Rendere le lampade UV germicida davvero intelligenti
Da molto tempo, le lampade UV-C sono state piuttosto primitive: basta premere un interruttore o impostare un timer, e la luce si accende… si può solo sperare che funzioni correttamente. Ci si affida al fatto che svolga il proprio compito, finché qualcuno non si ricorda di controllarle durante le operazioni di manutenzione.
In pratica, si tratta di un sistema “cieco”. E onestamente? Non è più sufficiente.
Stiamo passando a sistemi che permettono di conoscere esattamente cosa sta succedendo. Tracciando il consumo energetico e i cambiamenti nello spettro di luce in tempo reale, possiamo smettere di indovinare e iniziare a sapere con certezza cosa sta accadendo.
Come rileviamo effettivamente l’energia utilizzata
Una lampada intelligente non è semplicemente una lampadina sofisticata: la vera magia avviene nel balastro e nei sensori presenti nella struttura della lampada stessa.
Le lampade UV-C, infatti, non si spengono semplicemente come le vecchie lampadine a incandescenza. Il vapore di mercurio presente all’interno si consuma gradualmente; di conseguenza, l’intensità della luce diminuisce e il consumo energetico aumenta.
Monitorando la tensione e la corrente direttamente alla presa di alimentazione, possiamo individuare questi piccoli cambiamenti. In questo modo, sappiamo esattamente quando sostituire la lampadina, prima che il livello di sterilizzazione scenda troppo basso. Niente più supposizioni.
Gestire l’hardware e i rischi
Mettere dei sensori IoT in un ambiente ad alta tensione è come mettere un foglio di carta in un forno: bisogna essere molto cauti.
La radiazione utilizzata per uccidere i batteri può anche danneggiare gli elettronici necessari per rilevarli. Per risolvere questo problema, utilizziamo delle custodie speciali per proteggere i sensori. Questo evita che vengano danneggiati dalla radiazione UV.

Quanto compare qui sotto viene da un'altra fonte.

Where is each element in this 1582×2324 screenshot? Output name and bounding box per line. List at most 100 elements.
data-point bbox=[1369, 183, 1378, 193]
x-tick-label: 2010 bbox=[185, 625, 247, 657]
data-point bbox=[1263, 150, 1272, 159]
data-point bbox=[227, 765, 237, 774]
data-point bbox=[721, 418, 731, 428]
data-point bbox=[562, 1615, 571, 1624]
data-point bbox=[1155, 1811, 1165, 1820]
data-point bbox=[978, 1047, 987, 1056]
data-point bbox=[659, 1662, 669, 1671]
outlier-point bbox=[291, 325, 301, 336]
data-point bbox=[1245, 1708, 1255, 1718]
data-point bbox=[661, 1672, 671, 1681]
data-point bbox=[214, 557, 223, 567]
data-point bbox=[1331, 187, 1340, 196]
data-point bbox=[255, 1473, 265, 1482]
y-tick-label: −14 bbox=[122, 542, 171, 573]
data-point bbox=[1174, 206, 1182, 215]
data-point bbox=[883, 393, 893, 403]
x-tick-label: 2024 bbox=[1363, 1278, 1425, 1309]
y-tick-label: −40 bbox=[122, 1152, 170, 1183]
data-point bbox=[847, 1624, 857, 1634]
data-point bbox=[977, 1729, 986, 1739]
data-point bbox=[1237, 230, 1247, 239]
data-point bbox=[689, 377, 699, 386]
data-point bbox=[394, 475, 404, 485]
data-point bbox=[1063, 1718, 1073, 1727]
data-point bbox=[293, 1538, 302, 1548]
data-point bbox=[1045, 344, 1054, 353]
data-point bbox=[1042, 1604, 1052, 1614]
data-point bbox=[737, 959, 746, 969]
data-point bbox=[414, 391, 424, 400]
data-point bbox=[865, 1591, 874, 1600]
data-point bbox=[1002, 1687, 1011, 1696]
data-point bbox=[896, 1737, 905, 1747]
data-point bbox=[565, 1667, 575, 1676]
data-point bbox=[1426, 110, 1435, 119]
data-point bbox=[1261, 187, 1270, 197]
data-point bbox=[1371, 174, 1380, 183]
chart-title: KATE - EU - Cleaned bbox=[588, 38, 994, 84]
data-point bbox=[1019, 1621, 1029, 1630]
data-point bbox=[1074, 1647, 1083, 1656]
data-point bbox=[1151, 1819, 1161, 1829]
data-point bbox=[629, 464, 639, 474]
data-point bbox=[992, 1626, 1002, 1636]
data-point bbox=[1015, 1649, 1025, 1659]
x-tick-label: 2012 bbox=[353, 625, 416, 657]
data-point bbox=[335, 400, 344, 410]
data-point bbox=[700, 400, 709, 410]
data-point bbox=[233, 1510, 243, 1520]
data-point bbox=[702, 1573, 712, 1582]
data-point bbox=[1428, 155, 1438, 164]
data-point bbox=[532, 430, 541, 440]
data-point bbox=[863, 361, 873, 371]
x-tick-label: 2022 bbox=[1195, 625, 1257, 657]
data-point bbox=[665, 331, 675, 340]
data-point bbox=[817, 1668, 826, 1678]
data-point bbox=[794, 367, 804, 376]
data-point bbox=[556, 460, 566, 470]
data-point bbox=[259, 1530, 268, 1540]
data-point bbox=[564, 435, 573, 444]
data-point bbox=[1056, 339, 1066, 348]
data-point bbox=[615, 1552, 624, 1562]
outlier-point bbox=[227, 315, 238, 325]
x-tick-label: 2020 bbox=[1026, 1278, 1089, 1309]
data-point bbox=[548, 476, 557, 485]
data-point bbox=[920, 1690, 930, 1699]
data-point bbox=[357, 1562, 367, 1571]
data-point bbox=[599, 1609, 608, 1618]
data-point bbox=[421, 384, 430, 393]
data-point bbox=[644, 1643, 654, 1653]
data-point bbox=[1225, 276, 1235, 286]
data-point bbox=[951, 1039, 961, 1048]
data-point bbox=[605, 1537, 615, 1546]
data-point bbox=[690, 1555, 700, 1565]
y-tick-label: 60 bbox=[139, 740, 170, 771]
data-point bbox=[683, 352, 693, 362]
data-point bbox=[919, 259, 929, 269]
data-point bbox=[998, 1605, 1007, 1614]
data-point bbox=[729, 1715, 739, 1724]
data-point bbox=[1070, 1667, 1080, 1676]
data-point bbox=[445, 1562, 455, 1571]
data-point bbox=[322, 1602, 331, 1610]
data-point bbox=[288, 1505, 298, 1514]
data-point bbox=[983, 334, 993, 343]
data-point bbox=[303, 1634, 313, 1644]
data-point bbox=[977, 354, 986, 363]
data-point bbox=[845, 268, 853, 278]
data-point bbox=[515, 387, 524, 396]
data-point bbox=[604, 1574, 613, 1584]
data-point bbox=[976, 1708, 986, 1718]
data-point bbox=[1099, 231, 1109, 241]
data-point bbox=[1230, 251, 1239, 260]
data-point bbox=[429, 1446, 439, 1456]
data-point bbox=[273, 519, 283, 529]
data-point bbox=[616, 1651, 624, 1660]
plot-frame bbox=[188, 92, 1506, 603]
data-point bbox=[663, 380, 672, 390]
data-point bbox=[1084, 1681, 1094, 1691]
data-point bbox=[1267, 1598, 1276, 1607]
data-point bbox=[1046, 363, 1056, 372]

E non si tratta soltanto delle lampadine: la sicurezza deve essere assicurata in ogni caso. Abbiamo superato i semplici sensori che si disattivano quando si apre la porta: utilizziamo circuiti di sicurezza che disattivano immediatamente l’alimentazione in caso di guasti nel balastro o di arco elettrico. È un sistema di sicurezza davvero efficace.
I compromessi
Naturalmente, nulla è gratuito. Aggiungere tutti questi sistemi di monitoraggio significa che il pannello di controllo diventa un po’ più grande. Ci sono bisogno di gateway e convertitori di segnali, che occupano spazio.
Inoltre, il funzionamento delle lampade dipende dal funzionamento della rete: se il Wi-Fi o l’Ethernet non funzionano correttamente, si perdono i dati relativi al funzionamento delle lampade. Le lampade continueranno comunque a funzionare, ma per un po’ non si potrà avere alcuna informazione riguardo al loro funzionamento.
È necessario trovare un equilibrio: bisogna decidere se i vantaggi offerti dai dati raccolti valgano la pena degli extra richiesti per l’hardware e dei problemi occasionali legati alla rete. Per la maggior parte delle persone, però, la tranquillità mentale che ne deriva vale la pena.